You'll hear some students say that if you don't moot, network, become active in the LSS, and do work experience with certain organisations that you'll lose a job opportunity to someone who did, thus wasting years of your life to become unemployable with an enormous debt, a crippling caffeine addiction and probably a few too many cats. Hey, a girl’s gotta get comfort somewhere.
But for those of us who don't wish to completely give ourselves over to the law, all is not lost. Keeping your identity outside of law is vital, for both your sanity and your career. If you're not interested in law school activities, don't force yourself to participate for the sake of a sentence on your resume.
Time is a precious commodity when you study, particularly when you also need to work to be able to buy meals (and cheap chardonnay). Filling that time with activities that don’t interest you will only make you (more) tired and stressed.
If you want to get extra-curricular, find something you enjoy. It may be that some of the must-dos of law school are up your alley, but if not there are plenty of alternatives to choose from. Community Legal Centres usually need student volunteers, and this type of work is rewarding and takes you into diverse practice areas. If you just want to see some professionals in action, go and spend a couple of hours in an open court and watch the lawyers do their thing.
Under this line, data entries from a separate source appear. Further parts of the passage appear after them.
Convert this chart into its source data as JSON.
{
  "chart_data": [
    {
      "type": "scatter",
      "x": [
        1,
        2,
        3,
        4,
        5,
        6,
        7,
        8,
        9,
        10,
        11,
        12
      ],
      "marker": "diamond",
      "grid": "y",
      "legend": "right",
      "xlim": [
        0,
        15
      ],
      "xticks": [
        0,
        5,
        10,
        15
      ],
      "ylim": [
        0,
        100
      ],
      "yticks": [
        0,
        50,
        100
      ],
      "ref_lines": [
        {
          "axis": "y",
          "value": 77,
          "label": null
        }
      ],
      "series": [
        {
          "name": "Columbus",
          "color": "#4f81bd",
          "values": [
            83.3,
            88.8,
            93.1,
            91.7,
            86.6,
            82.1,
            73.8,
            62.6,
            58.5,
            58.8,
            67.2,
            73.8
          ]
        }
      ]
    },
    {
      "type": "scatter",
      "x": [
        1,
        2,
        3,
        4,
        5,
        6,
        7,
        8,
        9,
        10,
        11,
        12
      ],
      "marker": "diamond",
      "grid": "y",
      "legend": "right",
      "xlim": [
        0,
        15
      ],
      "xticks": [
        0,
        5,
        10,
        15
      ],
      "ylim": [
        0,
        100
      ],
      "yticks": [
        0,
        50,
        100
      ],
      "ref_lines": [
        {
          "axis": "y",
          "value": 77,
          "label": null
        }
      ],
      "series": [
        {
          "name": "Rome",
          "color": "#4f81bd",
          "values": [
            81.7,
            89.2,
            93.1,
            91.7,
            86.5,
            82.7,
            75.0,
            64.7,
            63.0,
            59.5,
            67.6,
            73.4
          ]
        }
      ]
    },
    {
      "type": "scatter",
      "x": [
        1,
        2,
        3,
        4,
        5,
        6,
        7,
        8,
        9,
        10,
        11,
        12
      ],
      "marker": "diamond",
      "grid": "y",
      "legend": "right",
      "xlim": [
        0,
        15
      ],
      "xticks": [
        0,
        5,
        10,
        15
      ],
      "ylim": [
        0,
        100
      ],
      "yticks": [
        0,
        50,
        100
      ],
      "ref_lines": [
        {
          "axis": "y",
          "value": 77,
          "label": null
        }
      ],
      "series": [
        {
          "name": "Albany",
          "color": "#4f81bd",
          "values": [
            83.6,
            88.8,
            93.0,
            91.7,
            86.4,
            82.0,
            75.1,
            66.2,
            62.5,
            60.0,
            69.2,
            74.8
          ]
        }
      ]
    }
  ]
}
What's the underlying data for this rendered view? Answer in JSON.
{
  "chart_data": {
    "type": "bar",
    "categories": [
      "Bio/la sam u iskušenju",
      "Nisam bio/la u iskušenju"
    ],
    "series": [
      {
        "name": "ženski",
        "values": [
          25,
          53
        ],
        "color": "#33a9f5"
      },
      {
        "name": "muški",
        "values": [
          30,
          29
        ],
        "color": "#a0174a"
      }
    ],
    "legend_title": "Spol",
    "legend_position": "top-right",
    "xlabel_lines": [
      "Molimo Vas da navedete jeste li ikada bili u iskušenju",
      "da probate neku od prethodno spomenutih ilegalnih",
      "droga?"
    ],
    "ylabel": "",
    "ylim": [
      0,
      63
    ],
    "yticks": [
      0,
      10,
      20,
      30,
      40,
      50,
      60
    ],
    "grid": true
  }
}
It mightn't be CV material but the experience for a lawyer-to-be is invaluable.
Employers are really looking for candidates who are well rounded and comfortable in themselves. If you love playing in your hair-metal band, adore your fantasy basketball league or you're a closet cryptozoologist, don't give it up because you feel it's going to impinge on your studies; you'll only end up impinging on your happiness.
Remember that your studies, stress inducing as they may be, form a part of your life – they shouldn't be all of it. Your time at uni is a stage of self-definition. It's ok to eschew an activity at law school to do something else, and it's ok to (occasionally) skip readings in favour of some sun and an evening of ten-pin bowling.
While your degree and extra-curricular activities will make up a significant part of your employability, you – with all your breadth of experience beyond the law – make up the rest. The latter is vital. You are not your degree.